Stock Markets February 17, 2026

Santos FY Underlying Profit Drops 25% as Oil Prices Slide; Company to Cut Workforce by About 10%

Revenue declines and weaker commodity realizations offset in part by higher volumes; production set to rise through 2027 as major projects ramp up

By Avery Klein
Santos FY Underlying Profit Drops 25% as Oil Prices Slide; Company to Cut Workforce by About 10%

Santos Ltd reported a 25% fall in underlying net profit after tax to $898 million for the 2025 financial year as softer commodity prices reduced realized sales values. Revenue declined 8% to $4.94 billion. Management announced plans to reduce headcount by around 10% to lower costs and align the company after a period of growth. The company declared an unchanged final dividend of 10.3 cents and reaffirmed production growth plans driven by Braossa and Pikka.

Key Points

  • Underlying net profit after tax fell 25% to $898 million; revenue declined 8% to $4.94 billion.
  • Management plans to reduce headcount by around 10% and pursue a low-cost operating model.
  • Production is forecast to increase 25% to 30% by 2027 as Braossa and Pikka projects ramp up; Queensland granted new gas exploration permits.

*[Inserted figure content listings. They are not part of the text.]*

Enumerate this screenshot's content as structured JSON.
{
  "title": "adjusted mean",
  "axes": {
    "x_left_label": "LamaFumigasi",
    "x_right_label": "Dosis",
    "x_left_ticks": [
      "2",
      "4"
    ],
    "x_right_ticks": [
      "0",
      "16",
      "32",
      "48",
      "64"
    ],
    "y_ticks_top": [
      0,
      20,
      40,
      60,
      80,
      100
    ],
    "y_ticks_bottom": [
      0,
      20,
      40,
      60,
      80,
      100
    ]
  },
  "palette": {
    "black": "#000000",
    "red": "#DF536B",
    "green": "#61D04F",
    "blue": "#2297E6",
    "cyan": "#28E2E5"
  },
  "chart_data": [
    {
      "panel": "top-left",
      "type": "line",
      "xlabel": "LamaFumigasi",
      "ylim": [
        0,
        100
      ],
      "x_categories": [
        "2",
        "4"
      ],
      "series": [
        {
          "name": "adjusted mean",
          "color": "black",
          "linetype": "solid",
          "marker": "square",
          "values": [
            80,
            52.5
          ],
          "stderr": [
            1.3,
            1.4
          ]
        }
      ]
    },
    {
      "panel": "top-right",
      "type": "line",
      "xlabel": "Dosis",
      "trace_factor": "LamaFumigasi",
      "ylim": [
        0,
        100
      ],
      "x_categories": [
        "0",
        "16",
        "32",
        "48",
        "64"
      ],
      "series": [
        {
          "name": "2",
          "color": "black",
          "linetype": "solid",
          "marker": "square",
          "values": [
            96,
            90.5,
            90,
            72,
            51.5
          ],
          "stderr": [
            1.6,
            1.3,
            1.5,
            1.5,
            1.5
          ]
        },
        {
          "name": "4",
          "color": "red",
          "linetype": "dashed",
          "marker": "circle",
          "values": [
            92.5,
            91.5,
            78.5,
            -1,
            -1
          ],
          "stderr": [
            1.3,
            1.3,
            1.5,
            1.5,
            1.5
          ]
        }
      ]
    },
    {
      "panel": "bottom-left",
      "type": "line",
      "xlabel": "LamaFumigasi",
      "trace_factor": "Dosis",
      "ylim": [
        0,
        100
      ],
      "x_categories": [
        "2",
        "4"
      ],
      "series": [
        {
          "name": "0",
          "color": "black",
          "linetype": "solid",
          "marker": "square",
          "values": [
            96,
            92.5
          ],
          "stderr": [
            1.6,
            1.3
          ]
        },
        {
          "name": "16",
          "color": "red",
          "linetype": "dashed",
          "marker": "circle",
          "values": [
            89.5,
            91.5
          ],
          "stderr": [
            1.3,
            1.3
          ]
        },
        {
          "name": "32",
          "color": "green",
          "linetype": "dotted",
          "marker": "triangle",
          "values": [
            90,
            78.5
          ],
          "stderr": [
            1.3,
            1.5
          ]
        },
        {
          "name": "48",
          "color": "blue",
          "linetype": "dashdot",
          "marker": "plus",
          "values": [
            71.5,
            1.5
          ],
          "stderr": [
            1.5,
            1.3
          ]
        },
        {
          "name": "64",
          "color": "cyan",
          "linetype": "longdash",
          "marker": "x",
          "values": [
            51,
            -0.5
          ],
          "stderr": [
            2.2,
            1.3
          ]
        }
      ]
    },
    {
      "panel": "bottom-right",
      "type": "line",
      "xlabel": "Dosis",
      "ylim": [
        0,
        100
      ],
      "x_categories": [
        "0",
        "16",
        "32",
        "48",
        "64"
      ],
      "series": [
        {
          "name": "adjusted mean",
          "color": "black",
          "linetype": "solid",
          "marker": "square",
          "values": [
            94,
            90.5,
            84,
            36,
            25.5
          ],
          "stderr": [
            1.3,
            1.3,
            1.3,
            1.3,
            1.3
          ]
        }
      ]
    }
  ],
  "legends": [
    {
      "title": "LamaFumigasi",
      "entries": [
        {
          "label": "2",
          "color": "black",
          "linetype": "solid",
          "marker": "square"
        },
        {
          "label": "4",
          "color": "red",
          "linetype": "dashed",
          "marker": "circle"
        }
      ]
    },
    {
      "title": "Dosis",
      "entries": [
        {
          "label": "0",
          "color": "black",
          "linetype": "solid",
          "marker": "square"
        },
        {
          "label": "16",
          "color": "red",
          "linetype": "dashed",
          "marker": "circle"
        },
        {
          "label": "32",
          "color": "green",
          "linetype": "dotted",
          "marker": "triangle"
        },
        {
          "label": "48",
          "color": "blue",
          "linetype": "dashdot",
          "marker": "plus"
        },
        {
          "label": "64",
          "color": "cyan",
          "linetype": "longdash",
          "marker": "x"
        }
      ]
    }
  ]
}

Santos Ltd (ASX:STO) recorded a pronounced decline in profitability for the 2025 financial year, with management attributing the drop primarily to weaker commodity prices. The Australian oil and gas producer reported an underlying net profit after tax of $898 million, down 25% from the prior period, while revenue fell 8% to $4.94 billion.

The company said the earnings compression was largely due to a steep fall in commodity prices through 2025. Oil prices slid by almost 20% during the year amid growing concerns around weakening demand and the risk of an oversupplied market in 2026, which translated into lower prices realized on Santos’ sales.

Management noted that the impact of softer prices was partly mitigated by higher sales volumes, which provided some offset to the decline in realizations. The company also set out cost-reduction measures as it looks to rightsize operations after a period of significant expansion.

In a statement, CEO Kevin Gallagher said the company was "targeting a head count reduction of around 10 per cent" as part of efforts to cut costs and align the organisation with a lower-cost operating model. The reduction follows a major growth phase and is intended to slim operating expenditure while Santos executes its production ramp-up plans.

Santos declared a final dividend of 10.3 cents, unchanged from the prior year.

Looking ahead, the company said production is expected to rise by 25% to 30% by 2027 as output from its Braossa and Pikka projects is increased. Santos also reported that it had been granted new gas exploration permits by the Queensland government, a development that comes amid broader calls to boost energy supplies to meet rising demand.

Santos remains a large operator in Australian onshore and offshore oil and gas, with assets in Australia and Papua New Guinea. The company is also a material gas supplier to parts of Asia, including China, Japan, Singapore, and Taiwan.


Key points

  • Underlying net profit after tax fell 25% to $898 million; revenue down 8% to $4.94 billion.
  • Company to pursue a headcount reduction of around 10% and maintain a low-cost operating model.
  • Production slated to increase 25% to 30% by 2027 as Braossa and Pikka projects ramp up; new Queensland gas permits awarded.

Risks and uncertainties

  • Persistently weak commodity prices could continue to reduce realized sales prices and pressure margins, affecting the oil and gas sector.
  • Cost-savings initiatives including a roughly 10% staff reduction carry execution risk and potential operational impacts during the transition.
  • Market risks related to demand and supply dynamics in 2026 may influence future price and revenue outcomes for producers and energy markets.

Note: The article reflects company-reported figures and statements regarding profit, revenue, dividend, workforce changes, production guidance, project ramp-up, and permit awards.

Risks

  • Continued weakness in commodity prices could further reduce realized sales prices and depress margins - impacts the oil and gas sector and related energy markets.
  • Execution risk from the targeted ~10% headcount reduction could disrupt operations or incur transition costs - affects company operations and labor markets within the sector.
  • Potential supply-demand imbalances through 2026 could create price volatility that would influence producers and regional energy markets.